Quel chiffre mets tu derrière le terme réduit ?
Il faut faire la part des choses entre :
je sais que ma fille s’est longuement interrogée à l’époque. Est ce que ca valait la peine de galérer encore une année pour avoir au final une école qu’elle pourrait choisir dès à présent avec beaucoup plus de facilité ?
Au final, c’est le conseil de classe qui a pris la décision pour elle. Mais je me suis aussi demandé dans quelle mesure ses professeurs sachant qu’elle avait obtenu sur ParcourSup des formations qui lui correspondaient très bien en terme de profil (purement maths-info sans physique donc) ont tranché en pensant que c’était mieux pour elle ?
Alors qu’elle aurait pu poursuivre en MPI et probablement décrocher des Polytech et CCINP au final.
Je ne sais pas, mais maintenant ma fille a tourné la page.
Les etudes d’ingenieurs sont des etudes difficiles. Dans les differents systemes hors france il y a aussi echecs, abdandon et aussi plan B. Un de mes collegues allemand c’est fait virer de KIT à Karlsruhe comme les 2/3 des etudiants (c’etait annoncé des le premier cours, personne ne pouvait dire qu’il y avait de l’ambiguité) et partie a la TH de ‹ l’auttre coté › de la rue et à finie sa scolarité à Eurecom, il est heureux de son parcours. Il y a plein d’exemple comme cela en France et de part le vaste monde
Qu’il y ait des echecs en fin de sup ce n’est pas en soit choquant. C’est moins le cas pour le manque de transparence.

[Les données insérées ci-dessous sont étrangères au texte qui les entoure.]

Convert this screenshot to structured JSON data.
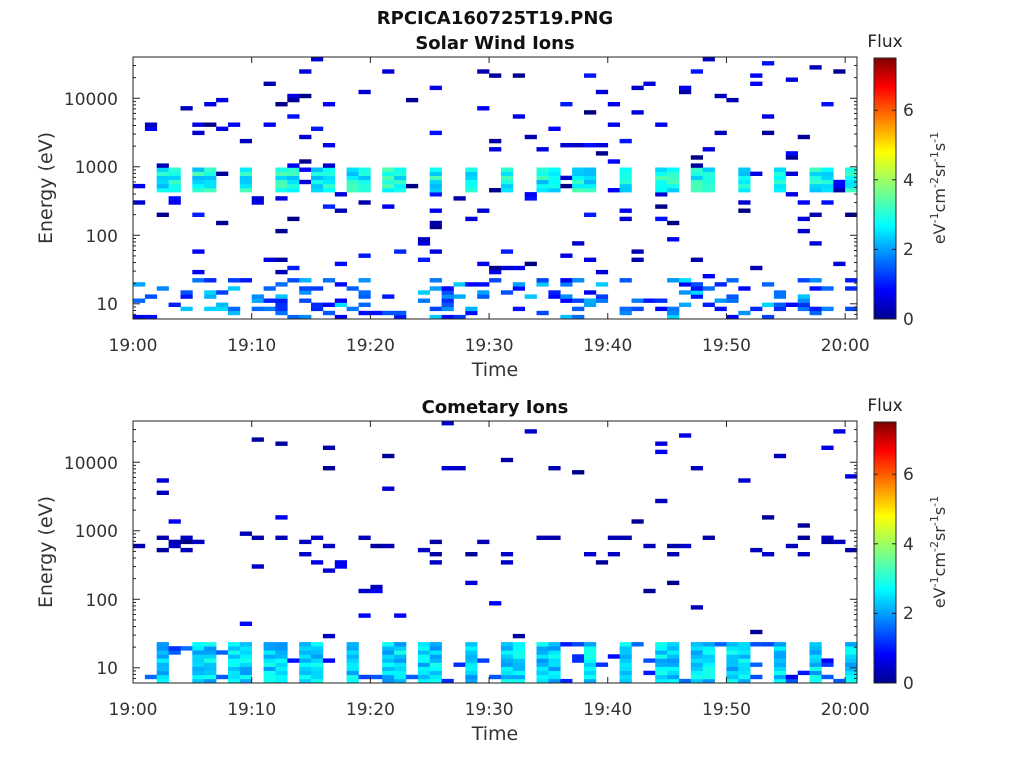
{
  "figure": {
    "title": "RPCICA160725T19.PNG"
  },
  "chart_data": [
    {
      "type": "heatmap",
      "title": "Solar Wind Ions",
      "xlabel": "Time",
      "ylabel": "Energy (eV)",
      "x_ticks": [
        "19:00",
        "19:10",
        "19:20",
        "19:30",
        "19:40",
        "19:50",
        "20:00"
      ],
      "xlim_minutes": [
        0,
        61
      ],
      "y_scale": "log",
      "y_ticks": [
        "10",
        "100",
        "1000",
        "10000"
      ],
      "ylim": [
        6,
        40000
      ],
      "colorbar": {
        "label": "Flux",
        "unit": "eV-1cm-2sr-1s-1",
        "ticks": [
          "0",
          "2",
          "4",
          "6"
        ],
        "range": [
          0,
          7.5
        ],
        "colormap": "jet"
      },
      "patterns": {
        "sw_peak": {
          "x_minutes": [
            2.5,
            5.5,
            9,
            12.5,
            15.5,
            18.5,
            21.5,
            25,
            28,
            31,
            34.5,
            37.5,
            41,
            44.5,
            47.5,
            51,
            54,
            57.5,
            60
          ],
          "energy_eV_range": [
            450,
            950
          ],
          "flux": [
            2.3,
            3.4
          ]
        },
        "low_energy_band": {
          "energy_eV_range": [
            6,
            25
          ],
          "flux": [
            0.8,
            2.6
          ]
        },
        "sparse_high_energy": {
          "energy_eV_range": [
            25,
            40000
          ],
          "flux": [
            0,
            1.2
          ]
        }
      }
    },
    {
      "type": "heatmap",
      "title": "Cometary Ions",
      "xlabel": "Time",
      "ylabel": "Energy (eV)",
      "x_ticks": [
        "19:00",
        "19:10",
        "19:20",
        "19:30",
        "19:40",
        "19:50",
        "20:00"
      ],
      "xlim_minutes": [
        0,
        61
      ],
      "y_scale": "log",
      "y_ticks": [
        "10",
        "100",
        "1000",
        "10000"
      ],
      "ylim": [
        6,
        40000
      ],
      "colorbar": {
        "label": "Flux",
        "unit": "eV-1cm-2sr-1s-1",
        "ticks": [
          "0",
          "2",
          "4",
          "6"
        ],
        "range": [
          0,
          7.5
        ],
        "colormap": "jet"
      },
      "patterns": {
        "low_energy_bursts": {
          "x_minutes": [
            2,
            5.5,
            8.5,
            11.5,
            14.5,
            18,
            21.5,
            24.5,
            28,
            31.5,
            34.5,
            38,
            41,
            44.5,
            47.5,
            50.5,
            54,
            57,
            60
          ],
          "energy_eV_range": [
            6,
            25
          ],
          "flux": [
            2.0,
            3.0
          ]
        },
        "mid_energy_spots": {
          "energy_eV_range": [
            400,
            800
          ],
          "flux": [
            0.2,
            0.6
          ]
        },
        "sparse_high_energy": {
          "energy_eV_range": [
            25,
            40000
          ],
          "flux": [
            0,
            1.0
          ]
        }
      }
    }
  ]
}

In fine, il est probable que beaucoup d’etablissements fassent deja « bien les choses ». Plus de transparence permettrait de choisir sa prepa non seulement par rapport à son classement mais selon la maniere dont elle traite ses eleves en difficultés.
w
Le sujet de ce fil montre aussi qu’il peut parfois être plus judicieux, lorsqu’on doit faire face à un choix sur parcoursup, de privilégier une prépa qui dispose de classes * et de classes non étoilées dans toutes les filières de spé, plutôt qu’une prépa ne disposant que d’une classe de spé par filière. Le fait d’avoir des classes * et non * en 2ème année offre a priori une meilleure garantie selon moi d’obtenir le passage en spé (même pour un élève mal classé en sup mais travailleur et méritant).
(Cela n’excuse en rien le manque de transparence de certains établissements concernant les refus de passage en spé)

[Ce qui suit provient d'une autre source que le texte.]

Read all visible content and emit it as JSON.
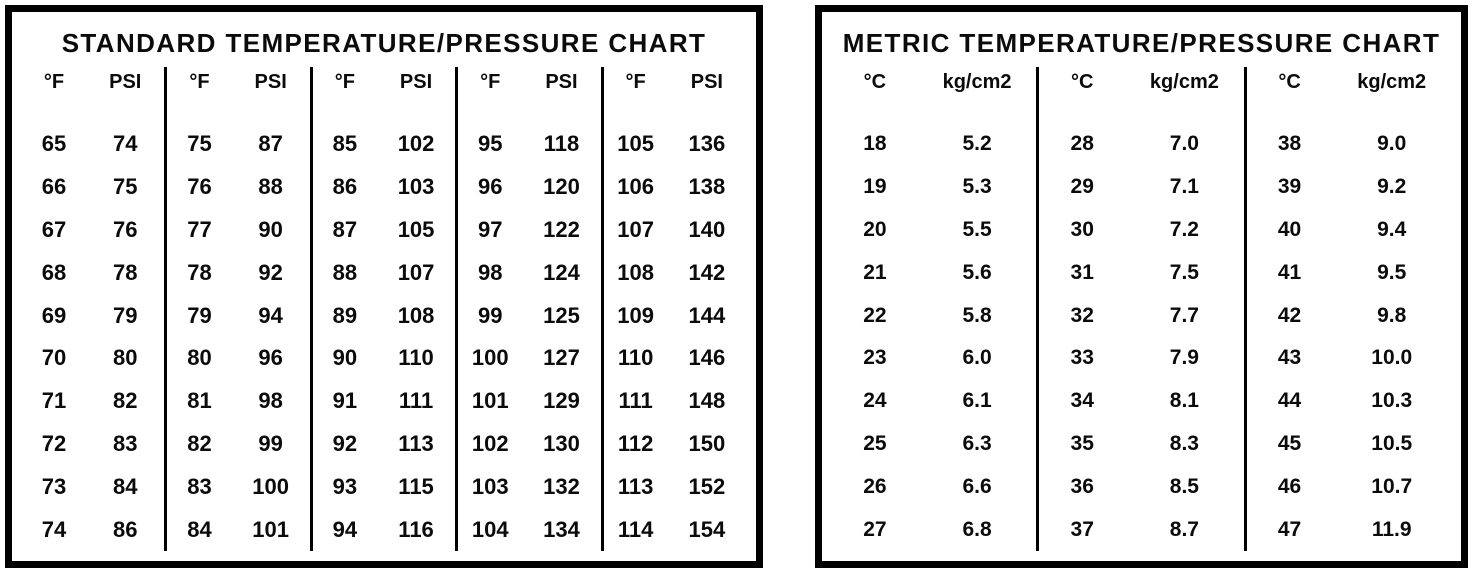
{
  "page": {
    "background": "#ffffff",
    "ink": "#000000"
  },
  "chart_data": [
    {
      "type": "table",
      "title": "STANDARD TEMPERATURE/PRESSURE CHART",
      "column_headers": {
        "temp": "°F",
        "pressure": "PSI"
      },
      "column_groups": 5,
      "rows_per_group": 10,
      "rows": [
        [
          "65",
          "74"
        ],
        [
          "66",
          "75"
        ],
        [
          "67",
          "76"
        ],
        [
          "68",
          "78"
        ],
        [
          "69",
          "79"
        ],
        [
          "70",
          "80"
        ],
        [
          "71",
          "82"
        ],
        [
          "72",
          "83"
        ],
        [
          "73",
          "84"
        ],
        [
          "74",
          "86"
        ],
        [
          "75",
          "87"
        ],
        [
          "76",
          "88"
        ],
        [
          "77",
          "90"
        ],
        [
          "78",
          "92"
        ],
        [
          "79",
          "94"
        ],
        [
          "80",
          "96"
        ],
        [
          "81",
          "98"
        ],
        [
          "82",
          "99"
        ],
        [
          "83",
          "100"
        ],
        [
          "84",
          "101"
        ],
        [
          "85",
          "102"
        ],
        [
          "86",
          "103"
        ],
        [
          "87",
          "105"
        ],
        [
          "88",
          "107"
        ],
        [
          "89",
          "108"
        ],
        [
          "90",
          "110"
        ],
        [
          "91",
          "111"
        ],
        [
          "92",
          "113"
        ],
        [
          "93",
          "115"
        ],
        [
          "94",
          "116"
        ],
        [
          "95",
          "118"
        ],
        [
          "96",
          "120"
        ],
        [
          "97",
          "122"
        ],
        [
          "98",
          "124"
        ],
        [
          "99",
          "125"
        ],
        [
          "100",
          "127"
        ],
        [
          "101",
          "129"
        ],
        [
          "102",
          "130"
        ],
        [
          "103",
          "132"
        ],
        [
          "104",
          "134"
        ],
        [
          "105",
          "136"
        ],
        [
          "106",
          "138"
        ],
        [
          "107",
          "140"
        ],
        [
          "108",
          "142"
        ],
        [
          "109",
          "144"
        ],
        [
          "110",
          "146"
        ],
        [
          "111",
          "148"
        ],
        [
          "112",
          "150"
        ],
        [
          "113",
          "152"
        ],
        [
          "114",
          "154"
        ]
      ]
    },
    {
      "type": "table",
      "title": "METRIC TEMPERATURE/PRESSURE CHART",
      "column_headers": {
        "temp": "°C",
        "pressure": "kg/cm2"
      },
      "column_groups": 3,
      "rows_per_group": 10,
      "rows": [
        [
          "18",
          "5.2"
        ],
        [
          "19",
          "5.3"
        ],
        [
          "20",
          "5.5"
        ],
        [
          "21",
          "5.6"
        ],
        [
          "22",
          "5.8"
        ],
        [
          "23",
          "6.0"
        ],
        [
          "24",
          "6.1"
        ],
        [
          "25",
          "6.3"
        ],
        [
          "26",
          "6.6"
        ],
        [
          "27",
          "6.8"
        ],
        [
          "28",
          "7.0"
        ],
        [
          "29",
          "7.1"
        ],
        [
          "30",
          "7.2"
        ],
        [
          "31",
          "7.5"
        ],
        [
          "32",
          "7.7"
        ],
        [
          "33",
          "7.9"
        ],
        [
          "34",
          "8.1"
        ],
        [
          "35",
          "8.3"
        ],
        [
          "36",
          "8.5"
        ],
        [
          "37",
          "8.7"
        ],
        [
          "38",
          "9.0"
        ],
        [
          "39",
          "9.2"
        ],
        [
          "40",
          "9.4"
        ],
        [
          "41",
          "9.5"
        ],
        [
          "42",
          "9.8"
        ],
        [
          "43",
          "10.0"
        ],
        [
          "44",
          "10.3"
        ],
        [
          "45",
          "10.5"
        ],
        [
          "46",
          "10.7"
        ],
        [
          "47",
          "11.9"
        ]
      ]
    }
  ]
}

Je suis prof en lycée et pas en prépa, mais je peux confirmer que certains choix du conseil de classe qui vont à l’encontre des désirs de l’élève se font pourtant bien dans son intérêt et pas dans celui de l’établissement.

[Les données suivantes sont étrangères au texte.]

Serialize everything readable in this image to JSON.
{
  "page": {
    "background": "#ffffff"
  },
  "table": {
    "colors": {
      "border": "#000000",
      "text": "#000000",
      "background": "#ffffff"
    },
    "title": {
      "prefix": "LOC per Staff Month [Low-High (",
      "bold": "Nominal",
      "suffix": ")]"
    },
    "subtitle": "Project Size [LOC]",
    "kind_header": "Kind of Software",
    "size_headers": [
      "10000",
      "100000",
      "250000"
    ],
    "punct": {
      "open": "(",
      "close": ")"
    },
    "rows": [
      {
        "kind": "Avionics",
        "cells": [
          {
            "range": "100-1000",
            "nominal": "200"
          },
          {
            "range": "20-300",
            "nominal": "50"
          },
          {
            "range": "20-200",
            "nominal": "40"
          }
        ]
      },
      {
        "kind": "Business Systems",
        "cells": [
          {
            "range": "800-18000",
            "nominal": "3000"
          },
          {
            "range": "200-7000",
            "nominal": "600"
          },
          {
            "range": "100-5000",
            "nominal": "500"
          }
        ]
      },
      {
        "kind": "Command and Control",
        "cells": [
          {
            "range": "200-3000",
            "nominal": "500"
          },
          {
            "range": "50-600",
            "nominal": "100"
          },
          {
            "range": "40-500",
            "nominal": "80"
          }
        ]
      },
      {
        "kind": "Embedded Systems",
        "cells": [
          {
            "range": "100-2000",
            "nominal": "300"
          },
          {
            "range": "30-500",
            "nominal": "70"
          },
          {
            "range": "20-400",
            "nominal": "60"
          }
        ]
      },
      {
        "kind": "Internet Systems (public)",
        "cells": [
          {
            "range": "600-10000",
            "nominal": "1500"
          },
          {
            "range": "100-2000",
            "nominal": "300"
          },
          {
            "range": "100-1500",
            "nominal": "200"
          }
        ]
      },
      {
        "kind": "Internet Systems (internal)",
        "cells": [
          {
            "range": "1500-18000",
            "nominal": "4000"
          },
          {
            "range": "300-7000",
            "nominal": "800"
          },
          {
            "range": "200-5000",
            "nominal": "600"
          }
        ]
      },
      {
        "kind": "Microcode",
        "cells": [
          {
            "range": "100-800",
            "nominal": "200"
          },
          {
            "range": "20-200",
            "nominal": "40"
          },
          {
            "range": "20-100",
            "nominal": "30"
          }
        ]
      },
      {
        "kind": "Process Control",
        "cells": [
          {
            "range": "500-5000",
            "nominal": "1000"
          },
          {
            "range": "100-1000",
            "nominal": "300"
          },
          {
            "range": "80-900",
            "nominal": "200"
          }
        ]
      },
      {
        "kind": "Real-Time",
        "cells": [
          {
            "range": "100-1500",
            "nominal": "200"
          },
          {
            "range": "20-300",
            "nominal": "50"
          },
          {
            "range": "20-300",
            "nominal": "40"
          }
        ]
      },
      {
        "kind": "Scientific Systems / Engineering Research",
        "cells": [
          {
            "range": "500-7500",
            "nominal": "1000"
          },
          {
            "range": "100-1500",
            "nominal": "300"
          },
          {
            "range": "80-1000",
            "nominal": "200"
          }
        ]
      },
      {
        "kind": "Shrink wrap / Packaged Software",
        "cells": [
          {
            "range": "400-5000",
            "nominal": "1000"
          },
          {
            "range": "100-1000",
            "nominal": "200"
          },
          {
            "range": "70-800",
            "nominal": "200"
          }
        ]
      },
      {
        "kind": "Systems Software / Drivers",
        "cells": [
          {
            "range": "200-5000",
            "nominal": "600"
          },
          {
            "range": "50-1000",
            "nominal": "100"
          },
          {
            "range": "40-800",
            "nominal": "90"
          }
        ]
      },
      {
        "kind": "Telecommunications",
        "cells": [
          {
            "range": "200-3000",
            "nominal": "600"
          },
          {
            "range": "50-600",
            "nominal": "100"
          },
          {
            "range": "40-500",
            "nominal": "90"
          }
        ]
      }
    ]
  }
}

J’ai le souvenir, quand j’étais moi-même en prépa, de deux élèves de niveau similaire (dans les 10 derniers), mais l’une travaillait beaucoup plus que l’autre et était proche de son point de rupture. Le passage a été accordé à celle qui travaillait moins, car les professeurs pensaient qu’elle pouvait encaisser la spé. Celle qui travaillait déjà énormément avait une inscription cumulative en fac où elle a fait sa L2. Elle a extrêmement mal vécu cette décision du conseil de classe. Pour autant, à la fin de sa L2, elle a intégré AgroParisTech, en même temps que bon nombre de 3/2 de sa sup. Dans le même temps, l’autre élève de niveau similaire a fait 5/2 et a intégré APT un an plus tard.
Cette décision du conseil de classe a été un crève-coeur pour les professeurs, et un traumatisme encore présent 20 ans plus tard pour l’élève. Mais les profs avaient l’expertise et le recul nécessaire pour savoir que l’élève avait un profil plus adapté à la fac qu’à la prépa, et la suite leur a donné raison. Dans le cas de Michelet, le scandale vient plutôt du fait que cette pratique semble systématique et pas forcément toujours liée au profil de l’élève, mais seulement à son classement.
A mon échelle un peu plus modeste au lycée, il nous arrive de prendre des décisions qui vont à l’encontre des désirs de l’élève, mais qui sont liées vraiment à son profil. Certains passages en général sont refusés, par exemple, car un passage par la filière techno n’empêche pas l’élève d’accéder à l’orientation choisie, et correspond mieux à son profil. Ces décisions ne sont jamais faciles à prendre. Les cas compliqués, c’est quand un élève veut faire médecine avec à peine 10 de moyenne dans les matières scientifiques. Le techno ne marche pas dans ce cas-là, et le général, c’est l’envoyer au casse-pipes.